Sa rencontre, quelques semaines plus tard, avec un « ancien » des Arts et métiers devenu maraîcher bio réveille ses envies de jardin. Après plusieurs jours de « woofing » à Lyon, dans la ferme de ce dernier, Jules revient dans la Vienne avec un projet de potager en tête. Il le soumet alors au lycée agricole de Thuré, qui met à disposition un espace test. « Ils ne m’ont pas pris au sérieux au début, je leur ai montré que j’étais motivé. » Avec le soutien de l’Asceascop, il plante ses premiers semis le 11 mars et vend ses premiers légumes courant juin. « Je n’ai que des super retours, c’est hyper valorisant. » Jules a déjà pensé à l’après. Il est « en discussion » pour suivre une formation de technicien agricole auprès de la MFR de Chauvigny en vue d’une installation en 2023, dans une « mini-ferme en bio et écolo, comme un sanctuaire préservé ». Avec ce projet, Jules n’ambitionne rien de moins que de « sauver le monde ». A son échelle. « Quand je me lève, j’ai l’impression de faire du bien : les insectes, les reptiles, les amphibiens reviennent sur la parcelle… Ça peut paraître mainstream de dire ça, mais il y a une vraie urgence. Je veux au moins me donner la peine d’essayer. »

Plusieurs métiers en un

A cette mini-ferme, il souhaiterait inclure une offre de boulangerie artisanale, qui est l’une de ses passions. Il compte d’ailleurs passer un CAP boulanger en candidat libre en 2022. « C’est le métier que je voulais faire avant de vouloir devenir menuisier à l’âge de 10 ans. Ce n’est jamais parti. » La menuiserie non plus d’ailleurs. Aujourd’hui encore, dès qu’il le peut, Jules construit divers mobiliers en bois. Tabourets, tables, commodes… Cette autre passion, il la doit à son grand-père, forgeron de métier avec qui il fabriquait des petits jouets dans son enfance. La disparition de son aïeul, en 2016, a été « une tragédie ». « Tout ce qu’il faisait était parfait. C’est quelqu’un qui m’a énormément appris, je lui dois tout. C’est ma façon de lui dire : je vais continuer à penser à toi. » De cette époque, il a conservé un goût pour les outils anciens.

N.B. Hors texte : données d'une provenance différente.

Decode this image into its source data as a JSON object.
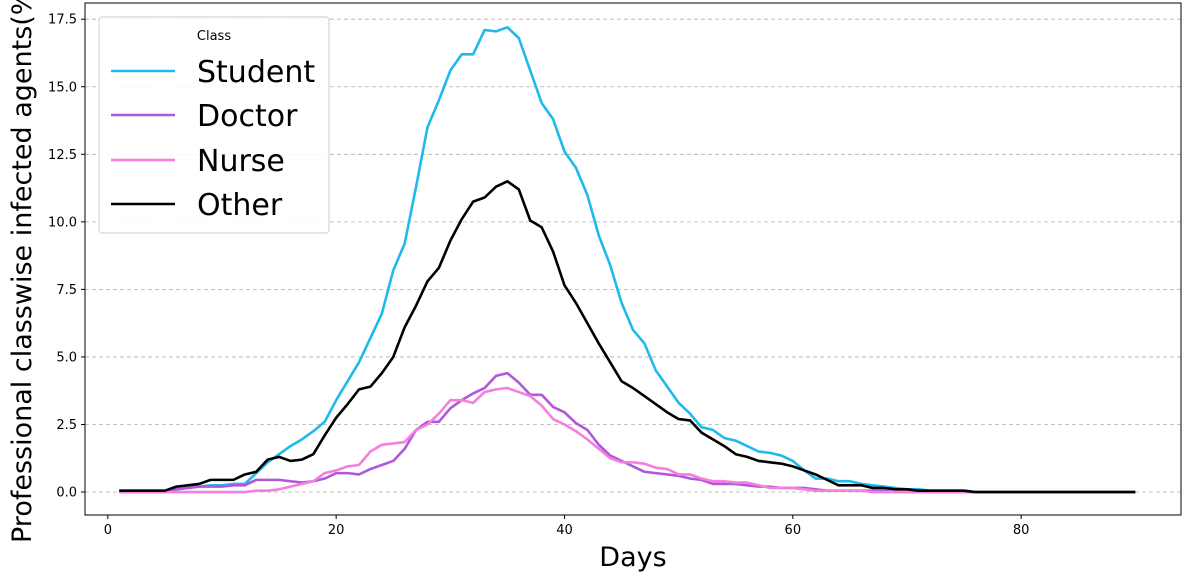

Il y a trois semaines, il a récupéré la vieille forge chez ses grands-parents pour pouvoir créer des ciseaux à bois, des griffes de bois… Avec une idée en tête. « Que ça occupe la saison morte en maraîchage, assure-t-il. Je vais bientôt déposer ma marque. » Ses réalisations s’exposent déjà sur les réseaux sociaux, où il parvient à faire quelques ventes. Avec toutes ces activités, pas facile pour Jules de se garder un jour « off ». Sans compter qu’il a aussi cette maison à retaper, à Pleumartin. « Mon père m’a dit : « Je ne sais pas si une vie te suffira. ». » A ce rythme, elle promet d’être bien remplie.